PwC: US oil and gas M&A deal volume up, value down in 3Q

Nov. 6, 2017
While third-quarter deal value for US oil and gas mergers and acquisitions declined markedly from a strong first half of the year, deal volume increased both sequentially and year-over-year on the backs of strategic and financial investors, according to PwC LLP's latest energy deals report. Meanwhile, activity shifted away from the previously red-hot Permian basin.

While third-quarter deal value for US oil and gas mergers and acquisitions declined markedly from a strong first half of the year, deal volume increased both sequentially and year-over-year on the backs of strategic and financial investors, according to PwC LLP's latest energy deals report. Meanwhile, activity shifted away from the previously red-hot Permian basin.

The report, which covers deals valued at more than $50 million, indicated that 53 deals were announced in the third quarter totaling $23.61 billion. Volume increased 6% from the second-quarter and 13% from third-quarter 2016, and value fell 36% from the second quarter and 58% year-over-year (OGJ Online, Aug. 27, 2017).

Megadeals, those with value greater than $1 billion, continued the downward slide they began in the first quarter, with seven announced in the third quarter worth $11.74 billion-the lowest share of total deal value and volume since second-quarter 2016.

"M&A activity in the quarter was defined by smaller, bolt-on acquisitions, with portfolio rationalizations driving much of the volume," PwC explained.

Private equity firms accounted for 19 deals valued at $8.95 billion, up both sequentially and year-over-year. Fourteen of the deals were buyer deals, with the upstream segment generating the most interest. Investors appear to be taking advantage of favorable valuations to augment core asset portfolios, the professional services firm said.

"PE activity is expected to remain robust due to the abundance of dry power and a more stable commodity pricing environment," said Rob McCeney, PwC US energy and infrastructure deals partner. "However, the majority of these deals are likely to be smaller, bolt-on acquisitions."

Twenty-nine upstream deals were tallied in the third quarter, representing 55% of the total deals volume. Upstream deals were valued at $10.37 billion, contributing 44% of total deal value.

Three deals worth $1.48 billion closed in the Permian. "We see this shift not as a reflection of problems in the Permian but rather of success, as significant dealmaking in the basin has pushed prices higher than they were prior to the commodity price crash," the report said.

The Anadarko basin generated the most interest with six deals worth $3.94 billion. The Bakken and Eagle Ford each generated five deals worth $4.86 billion and $698 million, respectively, followed by the Haynesville with four deals valued at $1.01 billion. The Utica, Marcellus, and Niobrara each generated two deals.

The 10 midstream deals that took place during the third quarter were 23% lower quarter-over-quarter. While the $7.70 billion in midstream deals was lower both sequentially and year-over-year, four of the seven megadeals in the quarter were in that segment.

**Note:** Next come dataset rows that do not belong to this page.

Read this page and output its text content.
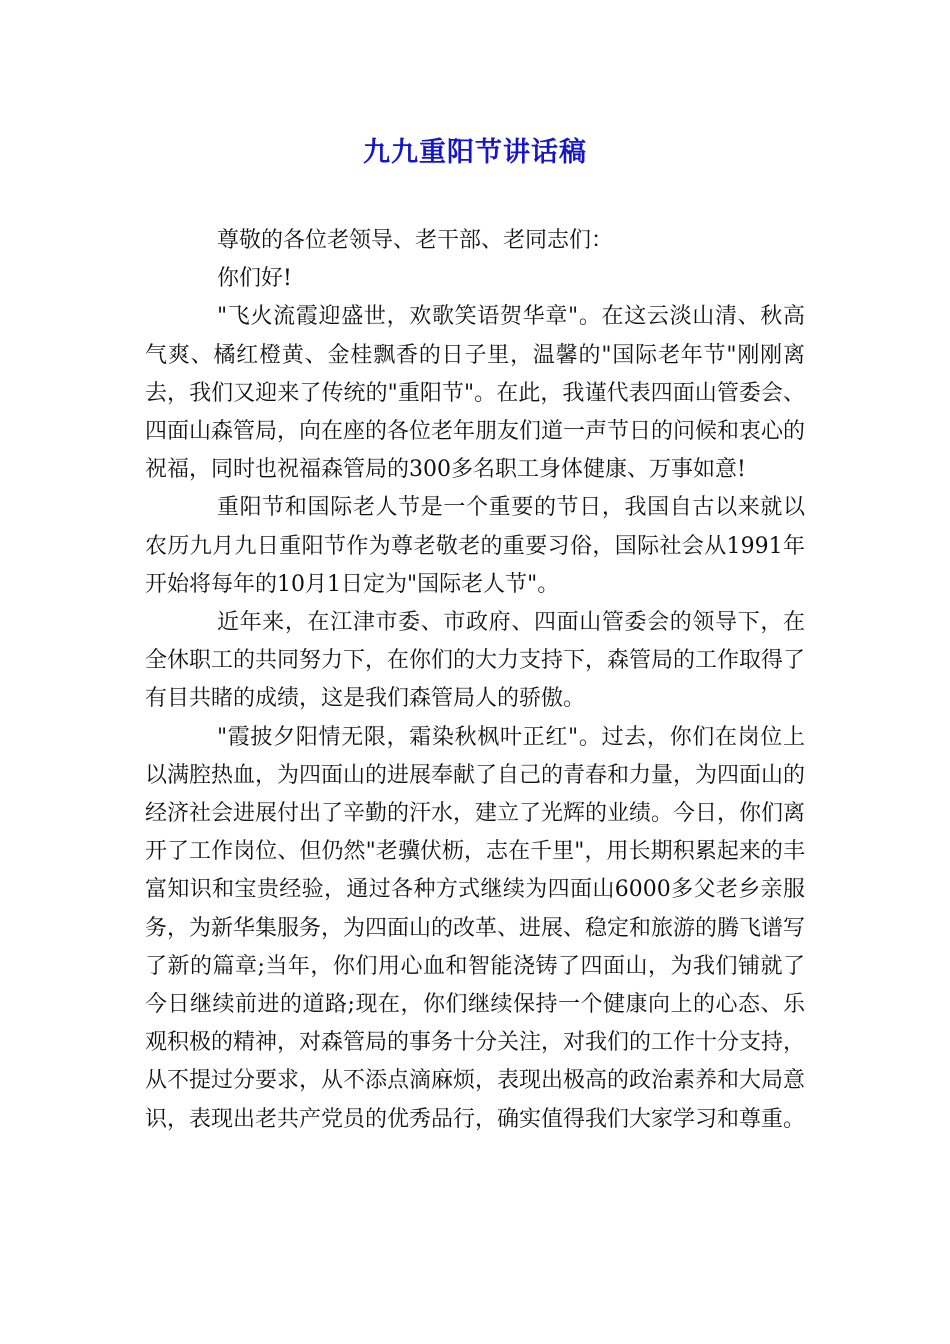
九九重阳节讲话稿

尊敬的各位老领导、老干部、老同志们：

你们好!

"飞火流霞迎盛世，欢歌笑语贺华章"。在这云淡山清、秋高气爽、橘红橙黄、金桂飘香的日子里，温馨的"国际老年节"刚刚离去，我们又迎来了传统的"重阳节"。在此，我谨代表四面山管委会、四面山森管局，向在座的各位老年朋友们道一声节日的问候和衷心的祝福，同时也祝福森管局的300多名职工身体健康、万事如意!

重阳节和国际老人节是一个重要的节日，我国自古以来就以农历九月九日重阳节作为尊老敬老的重要习俗，国际社会从1991年开始将每年的10月1日定为"国际老人节"。

近年来，在江津市委、市政府、四面山管委会的领导下，在全休职工的共同努力下，在你们的大力支持下，森管局的工作取得了有目共睹的成绩，这是我们森管局人的骄傲。

"霞披夕阳情无限，霜染秋枫叶正红"。过去，你们在岗位上以满腔热血，为四面山的进展奉献了自己的青春和力量，为四面山的经济社会进展付出了辛勤的汗水，建立了光辉的业绩。今日，你们离开了工作岗位、但仍然"老骥伏枥，志在千里"，用长期积累起来的丰富知识和宝贵经验，通过各种方式继续为四面山6000多父老乡亲服务，为新华集服务，为四面山的改革、进展、稳定和旅游的腾飞谱写了新的篇章;当年，你们用心血和智能浇铸了四面山，为我们铺就了今日继续前进的道路;现在，你们继续保持一个健康向上的心态、乐观积极的精神，对森管局的事务十分关注，对我们的工作十分支持，从不提过分要求，从不添点滴麻烦，表现出极高的政治素养和大局意识，表现出老共产党员的优秀品行，确实值得我们大家学习和尊重。
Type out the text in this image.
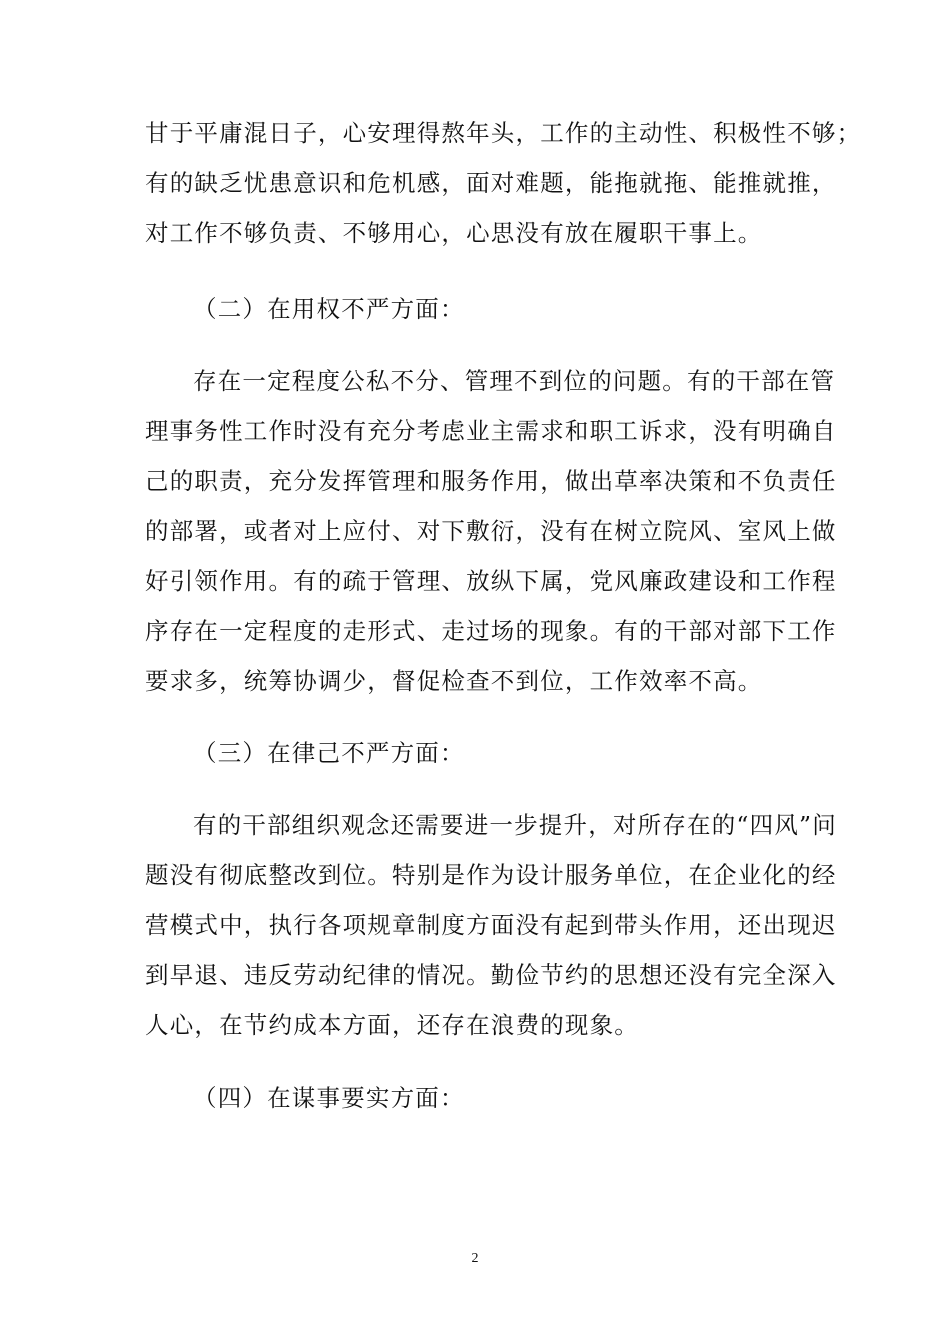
甘于平庸混日子，心安理得熬年头，工作的主动性、积极性不够；
有的缺乏忧患意识和危机感，面对难题，能拖就拖、能推就推，
对工作不够负责、不够用心，心思没有放在履职干事上。
（二）在用权不严方面：
存在一定程度公私不分、管理不到位的问题。有的干部在管
理事务性工作时没有充分考虑业主需求和职工诉求，没有明确自
己的职责，充分发挥管理和服务作用，做出草率决策和不负责任
的部署，或者对上应付、对下敷衍，没有在树立院风、室风上做
好引领作用。有的疏于管理、放纵下属，党风廉政建设和工作程
序存在一定程度的走形式、走过场的现象。有的干部对部下工作
要求多，统筹协调少，督促检查不到位，工作效率不高。
（三）在律己不严方面：
有的干部组织观念还需要进一步提升，对所存在的“四风”问
题没有彻底整改到位。特别是作为设计服务单位，在企业化的经
营模式中，执行各项规章制度方面没有起到带头作用，还出现迟
到早退、违反劳动纪律的情况。勤俭节约的思想还没有完全深入
人心，在节约成本方面，还存在浪费的现象。
（四）在谋事要实方面：
2
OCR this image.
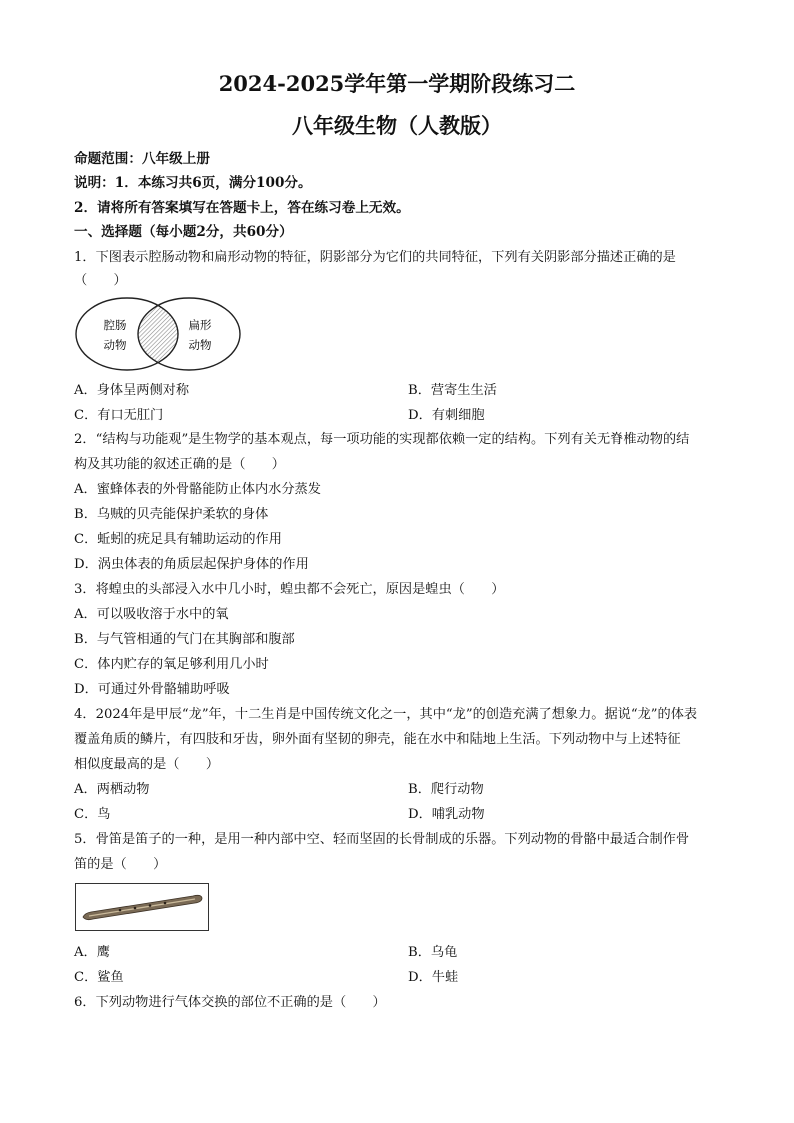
2024-2025学年第一学期阶段练习二
八年级生物（人教版）
命题范围：八年级上册
说明：1．本练习共6页，满分100分。
2．请将所有答案填写在答题卡上，答在练习卷上无效。
一、选择题（每小题2分，共60分）
1．下图表示腔肠动物和扁形动物的特征，阴影部分为它们的共同特征，下列有关阴影部分描述正确的是
（　　）
腔肠
动物
扁形
动物
A．身体呈两侧对称	B．营寄生生活
C．有口无肛门	D．有刺细胞
2．“结构与功能观”是生物学的基本观点，每一项功能的实现都依赖一定的结构。下列有关无脊椎动物的结
构及其功能的叙述正确的是（　　）
A．蜜蜂体表的外骨骼能防止体内水分蒸发
B．乌贼的贝壳能保护柔软的身体
C．蚯蚓的疣足具有辅助运动的作用
D．涡虫体表的角质层起保护身体的作用
3．将蝗虫的头部浸入水中几小时，蝗虫都不会死亡，原因是蝗虫（　　）
A．可以吸收溶于水中的氧
B．与气管相通的气门在其胸部和腹部
C．体内贮存的氧足够利用几小时
D．可通过外骨骼辅助呼吸
4．2024年是甲辰“龙”年，十二生肖是中国传统文化之一，其中“龙”的创造充满了想象力。据说“龙”的体表
覆盖角质的鳞片，有四肢和牙齿，卵外面有坚韧的卵壳，能在水中和陆地上生活。下列动物中与上述特征
相似度最高的是（　　）
A．两栖动物	B．爬行动物
C．鸟	D．哺乳动物
5．骨笛是笛子的一种，是用一种内部中空、轻而坚固的长骨制成的乐器。下列动物的骨骼中最适合制作骨
笛的是（　　）
A．鹰	B．乌龟
C．鲨鱼	D．牛蛙
6．下列动物进行气体交换的部位不正确的是（　　）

The downstream segment experienced its strongest third quarter since 2014. Eight downstream deals were announced valued at $3.58 billion, a 100% quarter-over-quarter increase in volume and a 285% year-over-year increase in value.

"Despite the disruptions of hurricane season in the gulf, downstream deals made a comeback, driven by sustained interest of private equity investors," PwC said. The higher activity also reflected contributions from joint ventures and dropdowns.

Six oil field services deals were announced in the quarter, representing a 50% increase in deal value over the second quarter.

"The third quarter was a steady and productive 3 months in terms of dealmaking in the oil and gas space," PwC said. "We expect more of the same in the fourth quarter. Historically, strategic and financial investors have tended to race to close their deals before the end of the year, making the last quarter of the year traditionally one of the most active."

Noting that many of the factors that contributed to deal enthusiasm at the beginning of the year have started to wear off, such as a more energy friendly regulatory environment, PwC expects several new factors to drive activity in 2018, including the possibility of US tax reform, further increases in interest rates, and more severe weather.

"In addition, global drivers impacting dealmaking include sustained higher commodity prices, the uncertainty of the outcome of the upcoming [Organization of Petroleum Exporting Countries] meeting, and heightened political instability," it said.